Но они были не в Бринморе. Они сидели в особняке шорского безумца с горящими глазами, верящего, что он способен исцелить мир.
Плохо дело. Хватать Чонсу и бежать на том же утлом суденышке. Вряд ли стражи порта успели пропить корабль «торговцев» откуда бы то ни было.
Да, так он и поступит. Но сначала — выслушает. Тем более, начав говорить, Гвидо никогда не умел заткнуться. Хоть что-то не изменилось, подумал Джо.

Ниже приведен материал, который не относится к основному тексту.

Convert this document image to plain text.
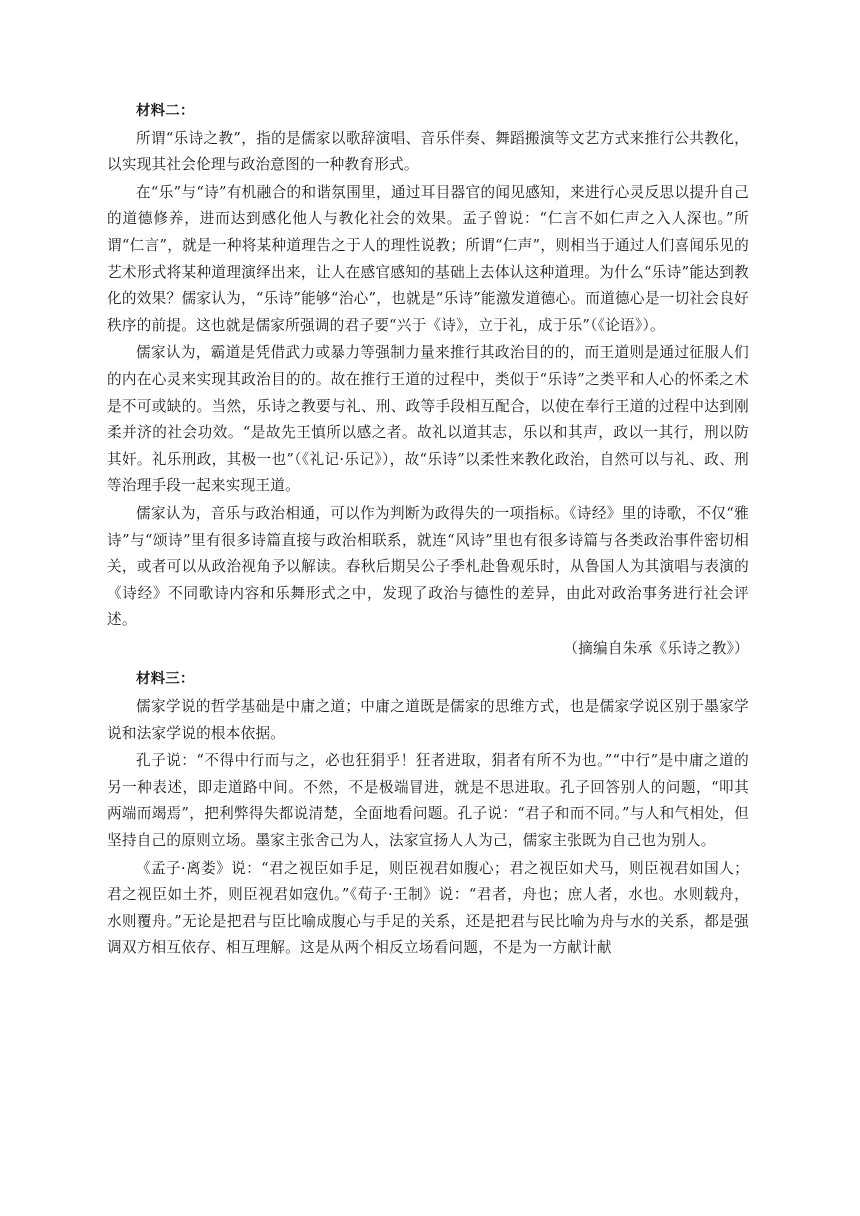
材料二：

所谓“乐诗之教”，指的是儒家以歌辞演唱、音乐伴奏、舞蹈搬演等文艺方式来推行公共教化，以实现其社会伦理与政治意图的一种教育形式。

在“乐”与“诗”有机融合的和谐氛围里，通过耳目器官的闻见感知，来进行心灵反思以提升自己的道德修养，进而达到感化他人与教化社会的效果。孟子曾说：“仁言不如仁声之入人深也。”所谓“仁言”，就是一种将某种道理告之于人的理性说教；所谓“仁声”，则相当于通过人们喜闻乐见的艺术形式将某种道理演绎出来，让人在感官感知的基础上去体认这种道理。为什么“乐诗”能达到教化的效果？儒家认为，“乐诗”能够“治心”，也就是“乐诗”能激发道德心。而道德心是一切社会良好秩序的前提。这也就是儒家所强调的君子要“兴于《诗》，立于礼，成于乐”（《论语》）。

儒家认为，霸道是凭借武力或暴力等强制力量来推行其政治目的的，而王道则是通过征服人们的内在心灵来实现其政治目的的。故在推行王道的过程中，类似于“乐诗”之类平和人心的怀柔之术是不可或缺的。当然，乐诗之教要与礼、刑、政等手段相互配合，以使在奉行王道的过程中达到刚柔并济的社会功效。“是故先王慎所以感之者。故礼以道其志，乐以和其声，政以一其行，刑以防其奸。礼乐刑政，其极一也”（《礼记·乐记》），故“乐诗”以柔性来教化政治，自然可以与礼、政、刑等治理手段一起来实现王道。

儒家认为，音乐与政治相通，可以作为判断为政得失的一项指标。《诗经》里的诗歌，不仅“雅诗”与“颂诗”里有很多诗篇直接与政治相联系，就连“风诗”里也有很多诗篇与各类政治事件密切相关，或者可以从政治视角予以解读。春秋后期吴公子季札赴鲁观乐时，从鲁国人为其演唱与表演的《诗经》不同歌诗内容和乐舞形式之中，发现了政治与德性的差异，由此对政治事务进行社会评述。

（摘编自朱承《乐诗之教》）

材料三：

儒家学说的哲学基础是中庸之道；中庸之道既是儒家的思维方式，也是儒家学说区别于墨家学说和法家学说的根本依据。

孔子说：“不得中行而与之，必也狂狷乎！狂者进取，狷者有所不为也。”“中行”是中庸之道的另一种表述，即走道路中间。不然，不是极端冒进，就是不思进取。孔子回答别人的问题，“叩其两端而竭焉”，把利弊得失都说清楚，全面地看问题。孔子说：“君子和而不同。”与人和气相处，但坚持自己的原则立场。墨家主张舍己为人，法家宣扬人人为己，儒家主张既为自己也为别人。

《孟子·离娄》说：“君之视臣如手足，则臣视君如腹心；君之视臣如犬马，则臣视君如国人；君之视臣如土芥，则臣视君如寇仇。”《荀子·王制》说：“君者，舟也；庶人者，水也。水则载舟，水则覆舟。”无论是把君与臣比喻成腹心与手足的关系，还是把君与民比喻为舟与水的关系，都是强调双方相互依存、相互理解。这是从两个相反立场看问题，不是为一方献计献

— Мне очень неловко, что все так вышло, право слово. У меня не было цели пугать вас, но, увы. Это для нашей же, брат, безопасности! Ты знал, что малефики теперь стали опаснее? Стоит им отпустить рассудок, их силы выходят из-под контроля. В Бринморе сейчас настоящая мясорубка… В том числе из-за этого.
— А в Шоре?
Гвидо улыбнулся.
— В Шоре все совсем по-другому, братец. Знаешь, южане считают, что малефики — особенные. Не в том смысле, что вознесенцы. Якобы у них есть душа, а у обычных людей — нет. Они ближе к богам, чем к людям, поэтому становятся жрецами и исполняют волю богов. А когда чувствуют, что силы покидают их, уходят на запад в Белый Грот, где впадают в кататонию молитвы, пока смерть не настигнет их. Многие малефики отправились туда, едва разверзлись небеса.
Какие-то сказки. Джо нахмурился. И пусть он знал, что не все разделяют религию Бринмора и отношение к малефикам, настолько разительные взгляды и так близко… Это казалось невозможным.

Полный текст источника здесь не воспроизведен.